Z drugiej strony nie można jednoznacznie stwierdzić, że praca z młodzieżą w Holandii to już tylko mit, bo tak nie jest. Dalej z tej ligi możemy zaobserwować całkiem spory wypływ obiecujących graczy. Sytuacja jednak nie jest już tak korzystna jak miało to miejsce parę lat temu. Wystarczy wziąć pod lupę ostatnie transfery Ajaksu: Albert Luque – osiem milionów euro, Dario Cvitanich – siedem milionów euro, Demy de Zeeuw – prawie osiem milionów euro czy Miralem Sulajemani 16,25 miliona euro! Wszystkie inwestycje (poza byłym graczem Kalmarów) okazały się dużym niewypałem. Ajax nie stawia już tak pewnie na młodzież jak miało to miejsce wcześniej. Co więcej większość klubów z NL podąża już tym tropem, zapominając o swojej największej broni.

Ciekawe zjawisko możemy zaobserwować w drużynie FC Groningen, którą przez siedem lat prowadzi nieprzerwanie Ron Jans. Zielono-Biali byli rewelacją poprzedniego sezonu w Eredivisie, dopiero w play-offach tracąc możliwość gry w europejskich pucharach.

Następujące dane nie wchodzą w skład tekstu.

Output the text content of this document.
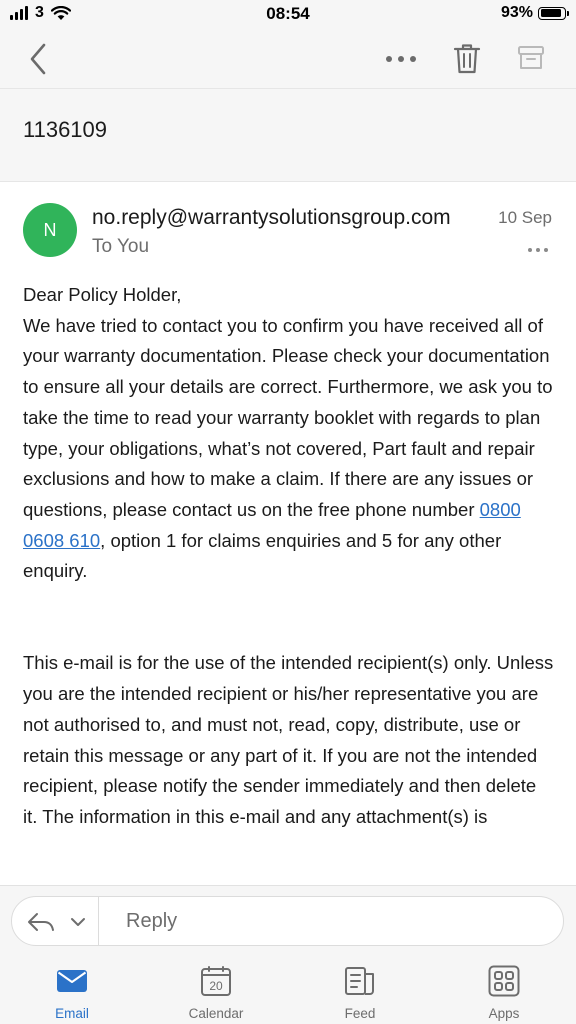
3	08:54	93%
1136109
N
no.reply@warrantysolutionsgroup.com
To You
10 Sep

Dear Policy Holder,

We have tried to contact you to confirm you have received all of your warranty documentation. Please check your documentation to ensure all your details are correct. Furthermore, we ask you to take the time to read your warranty booklet with regards to plan type, your obligations, what’s not covered, Part fault and repair exclusions and how to make a claim. If there are any issues or questions, please contact us on the free phone number 0800 0608 610, option 1 for claims enquiries and 5 for any other enquiry.

This e-mail is for the use of the intended recipient(s) only. Unless you are the intended recipient or his/her representative you are not authorised to, and must not, read, copy, distribute, use or retain this message or any part of it. If you are not the intended recipient, please notify the sender immediately and then delete it. The information in this e-mail and any attachment(s) is

Reply
Email
20
Calendar	Feed	Apps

Klub obrał sobie bardzo ciekawą politykę transferową posiłkując się głównie graczami ze Skandynawii i Ameryki Południowej. W zasadzie ciężej jest wymienić Holendra, który w ostatnim czasie zrobił w FCG karierę niż gracza, który na Euroborgu wyrobił sobie nazwisko. Ron Jans Wystarczy wymienić tylko takich zawodników jak: Marcus Berg, Luis Suarez, Bruno Silva czy Rasmus Lindgren. Charyzmatyczny szkoleniowiec jakim jest Jans nie bał się postawić na takich zawodników i ku zdziwieniu wielu osób stworzył w Groningen mocną ekipę, gotową zawalczyć z najlepszymi. Z jednej strony świadczy to bardzo dobrze, o talencie trenerskim Jansa, a z drugiej po raz kolejny pokazuje Holandię z innej perspektywy. Co ciekawe coraz częściej na zakupy do Euroborga wybiera się właśnie Ajax, który ma problemy we własnych szeregach z wylansowaniem nowych gwiazd.

3. Holandia na tle Europy

Największym wyznacznikiem formy danych zespołów są niewątpliwie zmagania w europejskich pucharach. Rok 2002 był ostatnim w którym holenderska drużyna wywalczyła znaczące trofeum (Feyenoord Rotterdam – Puchar UEFA). Do tego można dodać jeszcze późniejsze półfinały kolejno: Ligi Mistrzów – PSV Eindhoven i Pucharu UEFA – AZ Alkmaar. Są to niestety lata tak odległe, iż nie są one (zestawienie obejmuje pięć ostatnich sezonów) uwzględniane już przy punktacji w rankingu UEFA. Obecny rok ma odpowiedzieć na wiele pytań dotyczących aktualnej pozycji holenderskich klubów w Europie. Przy niezbyt satysfakcjonującym scenariuszu ojczyznę takich gwiazd futbolu jak: Johan Cruyff czy Marco van Basten czeka bolesny spadek w w/w zestawieniu, a co dokładnie za tym idzie – mniejsza ilość drużyn mogących uczestniczyć w prestiżowych zmaganiach na Starym Kontynencie.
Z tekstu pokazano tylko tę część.